Na próxima segunda, terça e quarta-feira, além de palestras e debates, o evento Techcrunch Disrupt em San Francisco vai contar com o espaço Startup Alley, em que 200 startups vão demonstrar seus produtos. Além destas startups, mexicanos, chilenos, argentinos, israelenses e brasileiros terão espaços temáticos especiais, chamados Pavilion, que já totalizam mais de 100. Destes espaços, o Brazilian Pavilion é o que conta com o maior número de startups: 38.

Enquanto o Disrupt não inicia, 84 empreendedores brasileiros trocam mensagens de entusiasmo e colaboração em um grupo no Facebook, o Brazilian Pavilion @ Disrupt SF 12. As conversas vão desde chips de celular pré-pago até “quem já está no Valley e quer fazer um meetup”, passando por dicas de hospedagem. Por email também as coisas fervilham. E o que será que tudo isso vai render? Vejamos uma lista de motivos para acreditar que os brasileiros vão fazer sucesso.
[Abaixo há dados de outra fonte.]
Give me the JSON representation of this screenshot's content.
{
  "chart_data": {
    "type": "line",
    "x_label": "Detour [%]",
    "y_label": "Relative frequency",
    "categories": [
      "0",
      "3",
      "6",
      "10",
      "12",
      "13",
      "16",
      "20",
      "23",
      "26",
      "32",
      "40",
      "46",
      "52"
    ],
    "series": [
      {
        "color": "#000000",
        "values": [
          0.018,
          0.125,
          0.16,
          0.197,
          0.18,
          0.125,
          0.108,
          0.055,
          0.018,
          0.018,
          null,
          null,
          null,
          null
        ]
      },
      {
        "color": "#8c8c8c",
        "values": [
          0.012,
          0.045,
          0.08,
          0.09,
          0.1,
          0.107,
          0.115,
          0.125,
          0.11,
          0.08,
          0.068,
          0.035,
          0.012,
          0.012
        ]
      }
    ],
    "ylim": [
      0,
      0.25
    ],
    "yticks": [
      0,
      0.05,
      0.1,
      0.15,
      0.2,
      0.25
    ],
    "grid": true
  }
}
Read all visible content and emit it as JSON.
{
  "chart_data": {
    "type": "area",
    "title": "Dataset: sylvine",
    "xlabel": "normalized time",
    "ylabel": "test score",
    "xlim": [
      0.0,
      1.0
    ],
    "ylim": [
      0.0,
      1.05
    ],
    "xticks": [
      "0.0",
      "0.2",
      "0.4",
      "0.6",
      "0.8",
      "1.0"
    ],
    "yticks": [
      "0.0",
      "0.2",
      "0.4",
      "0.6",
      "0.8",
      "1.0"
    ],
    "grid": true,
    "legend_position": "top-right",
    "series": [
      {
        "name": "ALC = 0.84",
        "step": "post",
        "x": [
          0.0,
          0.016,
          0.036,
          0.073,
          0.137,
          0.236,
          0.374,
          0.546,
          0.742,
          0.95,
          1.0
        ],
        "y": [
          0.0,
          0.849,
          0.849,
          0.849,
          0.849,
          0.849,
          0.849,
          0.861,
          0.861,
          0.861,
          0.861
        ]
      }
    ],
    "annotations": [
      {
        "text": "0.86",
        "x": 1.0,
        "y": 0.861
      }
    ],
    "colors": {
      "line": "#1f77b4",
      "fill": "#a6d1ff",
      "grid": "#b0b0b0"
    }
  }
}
Esta é a minha lista de expectativas:

1) a delegação brasileira, além de maior, provavelmente será uma da mais variadas! Os empreendedores estão indo representar redes sociais profissionais, jogos, sites educacionais, serviços de culinária, serviços de vídeo, hospedagem, de aplicativos para celular, de turismo, de leilões corporativos, de entretenimento, de indicação de locais, de veterinária, de prospecção e atendimento a clientes, de recursos humanos, de crowdfunding, de moda, de vinhos, de e-commerce, de aplciativos e APIs, de meios de pagamento, de cupons e até um produto híbrido de hardware e software que monitora gastos elétricos residenciais! Ou seja, não vai ter chatice no espaço brasileiro, tem assunto para muito mais do que 3 dias – e em vários sotaques, considerando que estão indo empreendedores de diferentes estados! Veja a lista de startups brasileiras que vão exibir seus produtos no Brazilian Pavilion: http://startups.ig.com.br/2012/startups-que-vao-participar-do-brazilian-pavilion-no-evento-techcunch-disrupt-em-san-francisco;

2) os brasileiros, em seu conjunto, tem espírito de equipe e vão fazer de tudo para colocar o Brasil, como um todo, no centro das atenções, e vão aproveitar esta atenção para mostrar que aqui temos sim inovação, tecnologia e negócios de primeira qualidade;

3) os brasileiros estão se preparando há muitas semanas para apresentarem os melhores pitches de suas vidas, aproveitando cada pessoa que passar em frente ao seu espaço;

4) o público do evento que passar em frente ao espaço das startups não é, em sua maioria, meros curiosos e aprendizes: são gente que trabalha com tecnologia, inovação, negócios e investimento, são as pessoas que criaram o Vale do Silício, algumas das companhias mais badaladas da Internet! São pessoas que tem uma quantidade imensurável de conhecimento, contato, habilidade e até dinheiro. O nível médio de “pessoa interessante e importante” vai ser muito, mas muito mais alto do que acontece nos nossos eventos brasileiros! O nível dos feedbacks e ajudas possíveis vai estar em outro patamar;

5) os principais veículos de imprensa e blogueiros do mundo do empreendedorismo vão estar lá super curiosos, pois o Disrupt sempre é considerado um dos principais lançadores e afirmadores de tendências neste tipo de mercado. A possibilidade de aparecer em diversos meios e canais, de diversas regiões, é bastante grande;

6) o mundo dos negócios está na expectativa de conhecer melhor as coisas que surgem no Brasil, os profissionais vão fazer questão de conferir o que o “país do presente” anda fazendo, como são as pessoas criativas e cheias de iniciativa;

7) os brasileiros também estão se organizando e vão realizar uma série de atividades paralelas ao Techcrunch Disrupt, desde churrascos até tours guiados pelas empresas do Vale do Silício até uma conferência com debate entre investidores, mentores e empreendedores. Veja a lista de eventos paralelos em www.startupi.com.br/valley.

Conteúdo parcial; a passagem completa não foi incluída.